Department of Pharmacology, Wakayama Medical University, Wakayama, Japan.
Department of Anatomy, Kansai University of Health Sciences, Osaka, Japan.
Neuropsychopharmacol Rep. 2020 Sep;40(3):287-290. doi: 10.1002/npr2.12120. Epub 2020 Jun 25.
Ample evidence indicates that gastrin-releasing peptide receptor (GRPR)-expressing neurons play a critical role in the transmission of acute itch. However, the pathophysiology of spinal mechanisms underlying intractable itch such as psoriasis remains unclear.
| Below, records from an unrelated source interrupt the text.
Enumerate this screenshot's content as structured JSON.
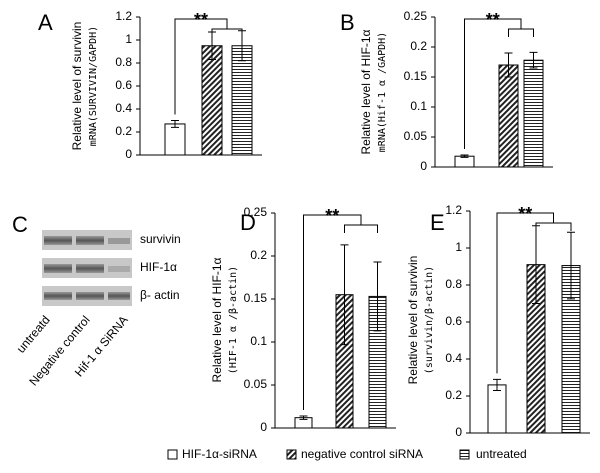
{
  "chart_data": [
    {
      "type": "bar",
      "panel": "A",
      "ylabel": [
        "Relative level of survivin",
        "mRNA(SURVIVIN/GAPDH)"
      ],
      "annotation": "**",
      "categories": [
        null,
        null,
        null
      ],
      "values": [
        0.27,
        0.95,
        0.95
      ],
      "errors": [
        0.03,
        0.12,
        0.13
      ],
      "ylim": [
        0,
        1.2
      ],
      "yticks": [
        0,
        0.2,
        0.4,
        0.6,
        0.8,
        1,
        1.2
      ]
    },
    {
      "type": "bar",
      "panel": "B",
      "ylabel": [
        "Relative level of HIF-1α",
        "mRNA(Hif-1 α /GAPDH)"
      ],
      "annotation": "**",
      "categories": [
        null,
        null,
        null
      ],
      "values": [
        0.018,
        0.17,
        0.178
      ],
      "errors": [
        0.002,
        0.02,
        0.013
      ],
      "ylim": [
        0,
        0.25
      ],
      "yticks": [
        0,
        0.05,
        0.1,
        0.15,
        0.2,
        0.25
      ]
    },
    {
      "type": "bar",
      "panel": "D",
      "ylabel": [
        "Relative level of HIF-1α",
        "(HIF-1 α /β-actin)"
      ],
      "annotation": "**",
      "categories": [
        null,
        null,
        null
      ],
      "values": [
        0.012,
        0.155,
        0.153
      ],
      "errors": [
        0.002,
        0.058,
        0.04
      ],
      "ylim": [
        0,
        0.25
      ],
      "yticks": [
        0,
        0.05,
        0.1,
        0.15,
        0.2,
        0.25
      ]
    },
    {
      "type": "bar",
      "panel": "E",
      "ylabel": [
        "Relative level of survivin",
        "(survivin/β-actin)"
      ],
      "annotation": "**",
      "categories": [
        null,
        null,
        null
      ],
      "values": [
        0.26,
        0.91,
        0.905
      ],
      "errors": [
        0.03,
        0.21,
        0.18
      ],
      "ylim": [
        0,
        1.2
      ],
      "yticks": [
        0,
        0.2,
        0.4,
        0.6,
        0.8,
        1,
        1.2
      ]
    }
  ],
  "blot": {
    "panel": "C",
    "rows": [
      "survivin",
      "HIF-1α",
      "β- actin"
    ],
    "lanes": [
      "untreatd",
      "Negative control",
      "Hif-1 α SiRNA"
    ]
  },
  "legend": [
    "HIF-1α-siRNA",
    "negative control siRNA",
    "untreated"
  ]
}
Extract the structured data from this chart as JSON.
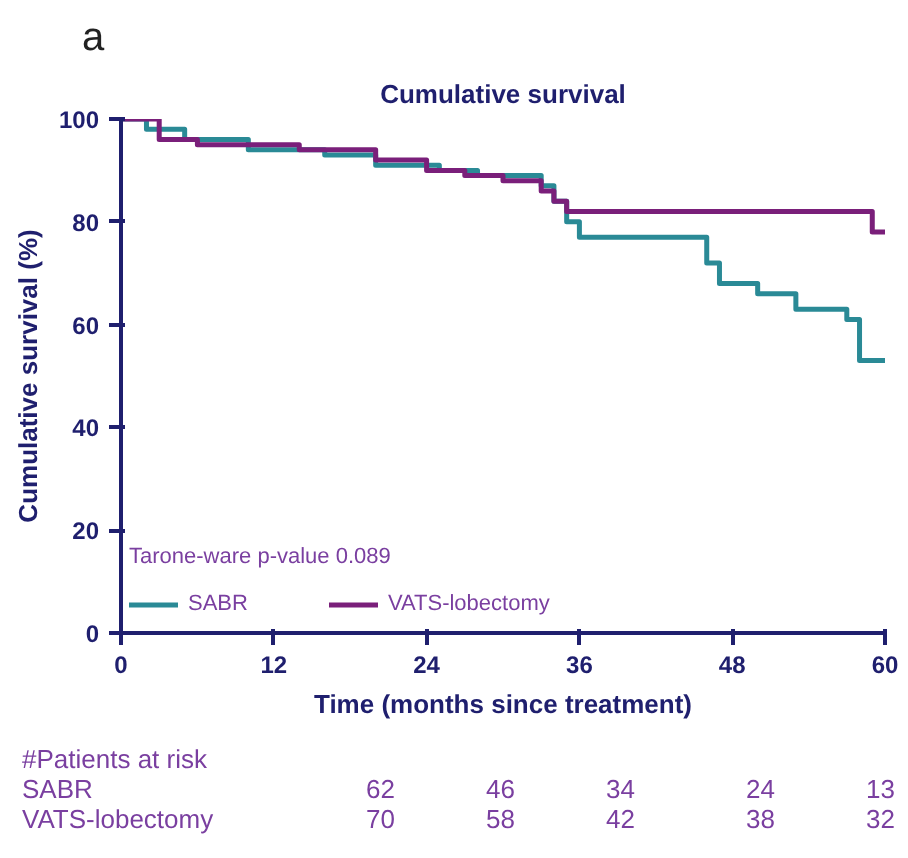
{
  "chart_data": {
    "type": "step",
    "title": "Cumulative survival",
    "xlabel": "Time (months since treatment)",
    "ylabel": "Cumulative survival (%)",
    "series": [
      {
        "name": "SABR",
        "color": "#2a8a96",
        "x": [
          0,
          2,
          5,
          10,
          16,
          20,
          25,
          28,
          33,
          34,
          35,
          36,
          45,
          46,
          47,
          50,
          53,
          57,
          58,
          60
        ],
        "values": [
          100,
          98,
          96,
          94,
          93,
          91,
          90,
          89,
          87,
          84,
          80,
          77,
          77,
          72,
          68,
          66,
          63,
          61,
          53,
          53
        ]
      },
      {
        "name": "VATS-lobectomy",
        "color": "#7a1f7a",
        "x": [
          0,
          3,
          6,
          14,
          20,
          24,
          27,
          30,
          33,
          34,
          35,
          36,
          58,
          59,
          60
        ],
        "values": [
          100,
          96,
          95,
          94,
          92,
          90,
          89,
          88,
          86,
          84,
          82,
          82,
          82,
          78,
          78
        ]
      }
    ],
    "xlim": [
      0,
      60
    ],
    "xticks": [
      0,
      12,
      24,
      36,
      48,
      60
    ],
    "ylim": [
      0,
      100
    ],
    "yticks": [
      0,
      20,
      40,
      60,
      80,
      100
    ],
    "grid": false,
    "legend": "bottom left",
    "marker": "none",
    "line_style": "solid",
    "annotations": [
      "a",
      "Tarone-ware p-value 0.089",
      "#Patients at risk",
      "SABR 62 46 34 24 13",
      "VATS-lobectomy 70 58 42 38 32"
    ]
  }
}
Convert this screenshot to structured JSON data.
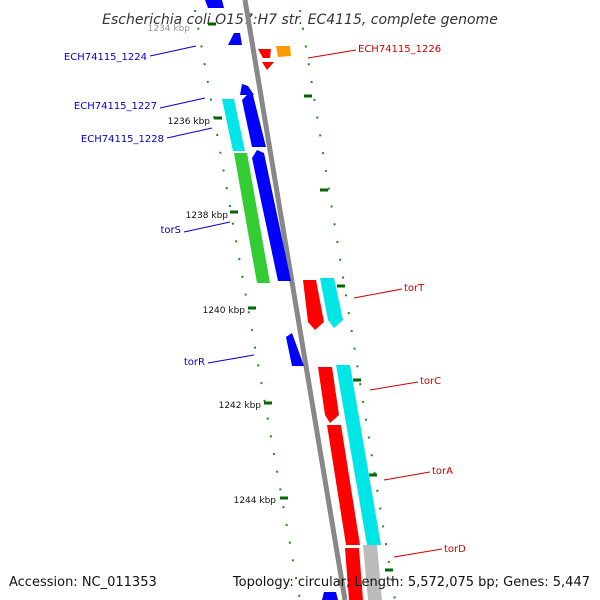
{
  "title": "Escherichia coli O157:H7 str. EC4115, complete genome",
  "footer": {
    "accession": "Accession: NC_011353",
    "summary": "Topology: circular; Length: 5,572,075 bp; Genes: 5,447"
  },
  "ticks": [
    "1234 kbp",
    "1236 kbp",
    "1238 kbp",
    "1240 kbp",
    "1242 kbp",
    "1244 kbp"
  ],
  "genes": {
    "left": [
      "ECH74115_1224",
      "ECH74115_1227",
      "ECH74115_1228",
      "torS",
      "torR"
    ],
    "right": [
      "ECH74115_1226",
      "torT",
      "torC",
      "torA",
      "torD"
    ]
  },
  "colors": {
    "backbone": "#888888",
    "reverse_strand": "#0000ff",
    "forward_strand": "#ff0000",
    "cyan": "#00e5e5",
    "green": "#33cc33",
    "orange": "#ff9900",
    "tick_mark": "#006600"
  }
}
In this study, we aimed to determine whether itch-responsive GRPR neurons contribute to the spinal transmission of imiquimod (IMQ)-induced psoriatic itch.
To generate a psoriasis model, C57BL/6J mice received a daily topical application of 5% IMQ cream on their shaved back skin for 7-10 consecutive days. GRP neurons were inhibited using Cre-dependent expression of Gi-designer receptors exclusively activated by designer drugs (DREADDs), while GRPR neurons were ablated by intrathecal administration of bombesin-saporin.
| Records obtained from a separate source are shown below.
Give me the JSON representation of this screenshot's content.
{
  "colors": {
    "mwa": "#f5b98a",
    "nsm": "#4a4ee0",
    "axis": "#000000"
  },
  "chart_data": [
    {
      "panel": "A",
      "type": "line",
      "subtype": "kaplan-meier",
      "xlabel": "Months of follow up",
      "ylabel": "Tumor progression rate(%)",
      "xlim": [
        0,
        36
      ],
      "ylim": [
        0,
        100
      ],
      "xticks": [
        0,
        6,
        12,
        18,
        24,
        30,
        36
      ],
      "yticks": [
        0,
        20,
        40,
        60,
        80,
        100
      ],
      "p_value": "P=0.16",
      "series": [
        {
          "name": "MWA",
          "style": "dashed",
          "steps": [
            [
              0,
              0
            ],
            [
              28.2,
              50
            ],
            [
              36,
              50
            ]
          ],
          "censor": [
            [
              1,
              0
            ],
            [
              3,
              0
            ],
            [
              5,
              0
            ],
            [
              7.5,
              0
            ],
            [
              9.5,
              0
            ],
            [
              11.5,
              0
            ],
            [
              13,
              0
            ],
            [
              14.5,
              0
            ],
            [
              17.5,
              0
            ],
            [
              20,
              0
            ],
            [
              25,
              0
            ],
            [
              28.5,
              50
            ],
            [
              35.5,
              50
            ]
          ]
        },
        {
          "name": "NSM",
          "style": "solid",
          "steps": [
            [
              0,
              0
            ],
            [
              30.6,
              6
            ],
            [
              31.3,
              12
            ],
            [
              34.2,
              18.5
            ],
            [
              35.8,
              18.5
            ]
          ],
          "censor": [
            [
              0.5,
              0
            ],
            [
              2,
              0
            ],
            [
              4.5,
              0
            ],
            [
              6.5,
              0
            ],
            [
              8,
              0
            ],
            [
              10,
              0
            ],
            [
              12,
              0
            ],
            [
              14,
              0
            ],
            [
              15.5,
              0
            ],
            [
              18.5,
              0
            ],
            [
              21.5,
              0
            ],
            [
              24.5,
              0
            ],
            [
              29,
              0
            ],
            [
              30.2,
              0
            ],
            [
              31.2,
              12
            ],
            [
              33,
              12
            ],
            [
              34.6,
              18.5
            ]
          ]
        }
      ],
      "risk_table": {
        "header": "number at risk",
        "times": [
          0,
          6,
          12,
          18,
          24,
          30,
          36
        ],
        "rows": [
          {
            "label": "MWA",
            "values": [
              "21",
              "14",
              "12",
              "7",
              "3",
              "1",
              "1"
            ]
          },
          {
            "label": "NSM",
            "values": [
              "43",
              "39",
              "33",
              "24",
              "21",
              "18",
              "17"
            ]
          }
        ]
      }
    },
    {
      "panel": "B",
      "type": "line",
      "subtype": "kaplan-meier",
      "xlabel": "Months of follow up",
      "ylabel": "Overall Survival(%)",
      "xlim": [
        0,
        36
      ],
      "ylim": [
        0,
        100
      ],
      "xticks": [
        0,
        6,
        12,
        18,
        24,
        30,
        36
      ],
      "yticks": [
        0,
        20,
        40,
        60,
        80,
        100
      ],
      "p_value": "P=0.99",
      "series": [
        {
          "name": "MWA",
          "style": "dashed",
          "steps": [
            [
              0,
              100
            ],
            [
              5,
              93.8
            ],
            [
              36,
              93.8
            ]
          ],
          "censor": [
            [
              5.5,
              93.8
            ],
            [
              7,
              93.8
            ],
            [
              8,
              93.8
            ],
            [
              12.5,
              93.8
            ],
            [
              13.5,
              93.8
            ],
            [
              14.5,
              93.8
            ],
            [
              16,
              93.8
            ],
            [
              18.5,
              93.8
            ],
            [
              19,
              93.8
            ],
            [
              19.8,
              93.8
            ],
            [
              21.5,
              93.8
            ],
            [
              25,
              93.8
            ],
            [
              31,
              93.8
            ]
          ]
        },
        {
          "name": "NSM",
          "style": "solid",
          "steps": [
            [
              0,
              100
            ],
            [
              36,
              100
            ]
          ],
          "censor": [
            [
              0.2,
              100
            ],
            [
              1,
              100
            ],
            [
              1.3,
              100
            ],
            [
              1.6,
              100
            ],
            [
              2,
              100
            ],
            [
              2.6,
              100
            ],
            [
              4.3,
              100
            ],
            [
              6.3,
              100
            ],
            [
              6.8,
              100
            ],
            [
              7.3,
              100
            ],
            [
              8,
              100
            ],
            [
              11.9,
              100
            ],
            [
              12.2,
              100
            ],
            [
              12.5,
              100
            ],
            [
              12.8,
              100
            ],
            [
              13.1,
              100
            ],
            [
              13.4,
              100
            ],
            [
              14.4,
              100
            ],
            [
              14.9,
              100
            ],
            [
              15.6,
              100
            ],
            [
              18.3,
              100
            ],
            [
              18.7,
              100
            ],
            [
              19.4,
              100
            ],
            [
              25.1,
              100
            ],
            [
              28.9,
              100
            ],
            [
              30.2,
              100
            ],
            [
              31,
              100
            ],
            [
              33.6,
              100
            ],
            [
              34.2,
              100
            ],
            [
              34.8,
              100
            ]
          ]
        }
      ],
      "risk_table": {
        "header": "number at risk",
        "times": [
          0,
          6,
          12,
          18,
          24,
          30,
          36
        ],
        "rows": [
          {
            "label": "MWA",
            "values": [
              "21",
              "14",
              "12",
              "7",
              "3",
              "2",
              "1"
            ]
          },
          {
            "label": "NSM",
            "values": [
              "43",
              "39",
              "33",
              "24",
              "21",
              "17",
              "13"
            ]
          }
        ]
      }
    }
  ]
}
Repeated topical application of IMQ elicited psoriasis-like dermatitis and scratching behaviors. The mRNA expression levels of GRP and GRPR were upregulated in the cervical spinal dorsal horn (SDH) on days 7 and 10 after IMQ application. Either chemogenetic silencing of GRP neurons by Gi-DREADD or ablation of GRPR neurons significantly attenuated IMQ-induced scratching behaviors.
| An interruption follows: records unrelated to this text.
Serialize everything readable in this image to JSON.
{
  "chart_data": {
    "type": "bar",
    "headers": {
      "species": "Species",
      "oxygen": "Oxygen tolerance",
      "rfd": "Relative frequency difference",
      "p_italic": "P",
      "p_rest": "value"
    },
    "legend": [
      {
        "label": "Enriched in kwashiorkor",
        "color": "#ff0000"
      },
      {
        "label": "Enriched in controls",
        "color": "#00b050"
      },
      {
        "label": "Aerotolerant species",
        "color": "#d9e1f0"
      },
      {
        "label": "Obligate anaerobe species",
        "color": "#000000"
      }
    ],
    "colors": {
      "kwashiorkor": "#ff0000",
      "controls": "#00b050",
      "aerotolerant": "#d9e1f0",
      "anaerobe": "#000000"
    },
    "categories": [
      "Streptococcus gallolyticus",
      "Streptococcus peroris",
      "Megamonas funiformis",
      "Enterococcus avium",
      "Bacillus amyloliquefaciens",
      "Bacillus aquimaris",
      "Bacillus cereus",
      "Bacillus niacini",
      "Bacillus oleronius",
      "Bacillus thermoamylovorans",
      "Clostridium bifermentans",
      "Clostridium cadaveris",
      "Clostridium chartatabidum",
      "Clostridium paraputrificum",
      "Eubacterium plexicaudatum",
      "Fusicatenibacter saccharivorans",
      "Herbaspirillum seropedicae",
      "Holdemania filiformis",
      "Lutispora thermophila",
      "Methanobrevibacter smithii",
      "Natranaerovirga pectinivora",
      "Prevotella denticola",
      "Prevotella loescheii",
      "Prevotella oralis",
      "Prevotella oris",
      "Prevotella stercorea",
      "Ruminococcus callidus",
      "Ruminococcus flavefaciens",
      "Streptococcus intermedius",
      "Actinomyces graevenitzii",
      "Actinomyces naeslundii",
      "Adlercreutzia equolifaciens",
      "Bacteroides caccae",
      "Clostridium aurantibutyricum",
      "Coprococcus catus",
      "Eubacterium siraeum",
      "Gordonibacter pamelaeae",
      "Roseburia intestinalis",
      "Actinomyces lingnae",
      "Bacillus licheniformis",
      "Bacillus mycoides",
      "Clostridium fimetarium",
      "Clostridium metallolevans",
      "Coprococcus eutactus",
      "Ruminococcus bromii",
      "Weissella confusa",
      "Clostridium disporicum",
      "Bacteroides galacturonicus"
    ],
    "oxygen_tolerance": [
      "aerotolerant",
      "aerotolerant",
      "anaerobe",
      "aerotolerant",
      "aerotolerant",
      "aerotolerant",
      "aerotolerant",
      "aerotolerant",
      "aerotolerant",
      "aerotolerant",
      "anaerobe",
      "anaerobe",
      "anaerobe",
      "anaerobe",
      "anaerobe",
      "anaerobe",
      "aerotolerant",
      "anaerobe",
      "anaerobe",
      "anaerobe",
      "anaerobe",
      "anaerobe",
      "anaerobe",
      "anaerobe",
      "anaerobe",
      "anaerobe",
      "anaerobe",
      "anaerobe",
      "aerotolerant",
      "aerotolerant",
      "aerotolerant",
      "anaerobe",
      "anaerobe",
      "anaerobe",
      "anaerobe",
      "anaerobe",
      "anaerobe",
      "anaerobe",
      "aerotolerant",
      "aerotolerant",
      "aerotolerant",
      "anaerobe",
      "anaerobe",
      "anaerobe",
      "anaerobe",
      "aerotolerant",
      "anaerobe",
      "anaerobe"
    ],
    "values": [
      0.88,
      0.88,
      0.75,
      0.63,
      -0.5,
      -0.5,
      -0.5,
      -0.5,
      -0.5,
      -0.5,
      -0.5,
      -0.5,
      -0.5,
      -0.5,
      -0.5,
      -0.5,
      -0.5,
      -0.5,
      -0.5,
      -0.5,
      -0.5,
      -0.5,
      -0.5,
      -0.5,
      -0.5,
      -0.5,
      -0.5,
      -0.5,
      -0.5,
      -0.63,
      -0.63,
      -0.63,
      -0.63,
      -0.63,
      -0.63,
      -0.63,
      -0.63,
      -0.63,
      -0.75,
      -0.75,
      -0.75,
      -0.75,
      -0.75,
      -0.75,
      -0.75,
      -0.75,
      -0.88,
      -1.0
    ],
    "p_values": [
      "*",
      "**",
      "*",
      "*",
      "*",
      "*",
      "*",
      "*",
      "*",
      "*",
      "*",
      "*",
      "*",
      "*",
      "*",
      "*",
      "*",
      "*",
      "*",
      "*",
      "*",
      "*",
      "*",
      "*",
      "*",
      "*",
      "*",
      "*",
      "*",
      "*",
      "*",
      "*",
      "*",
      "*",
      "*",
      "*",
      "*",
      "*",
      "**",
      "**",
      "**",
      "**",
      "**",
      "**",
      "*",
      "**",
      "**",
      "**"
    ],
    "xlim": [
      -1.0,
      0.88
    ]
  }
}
The GRP-GRPR system might be enhanced in the SDH, and itch-responsive GRPR neurons largely contribute to intractable itch in a mouse model of psoriasis.
大量证据表明,胃泌素释放肽受体(GRPR)表达神经元在急性瘙痒的传递中发挥关键作用。然而,银屑病等难治性瘙痒的脊髓机制的病理生理学仍然不清楚。在这项研究中,我们旨在确定瘙痒反应性 GRPR 神经元是否有助于咪喹莫特(IMQ)诱导的银屑病瘙痒的脊髓传递。
为了产生银屑病模型,C57BL/6J 小鼠在剃光的背部皮肤上每天接受 5% IMQ 乳膏的外用,连续 7-10 天。使用 Cre 依赖性表达的 Gi 设计受体仅被设计药物激活(DREADDs)来抑制 GRP 神经元,而通过鞘内给予脑啡肽-saporin 来消融 GRPR 神经元。
重复局部应用 IMQ 可引起类似银屑病的皮炎和搔抓行为。在 IMQ 应用后的第 7 和第 10 天,GRP 和 GRPR 的 mRNA 表达水平在颈段脊髓背角(SDH)中上调。通过 Gi-DREADD 化学遗传沉默 GRP 神经元或消融 GRPR 神经元均可显著减轻 IMQ 诱导的搔抓行为。
GRP-GRPR 系统在 SDH 中可能增强,并且瘙痒反应性 GRPR 神经元在银屑病小鼠模型中对难治性瘙痒有很大贡献。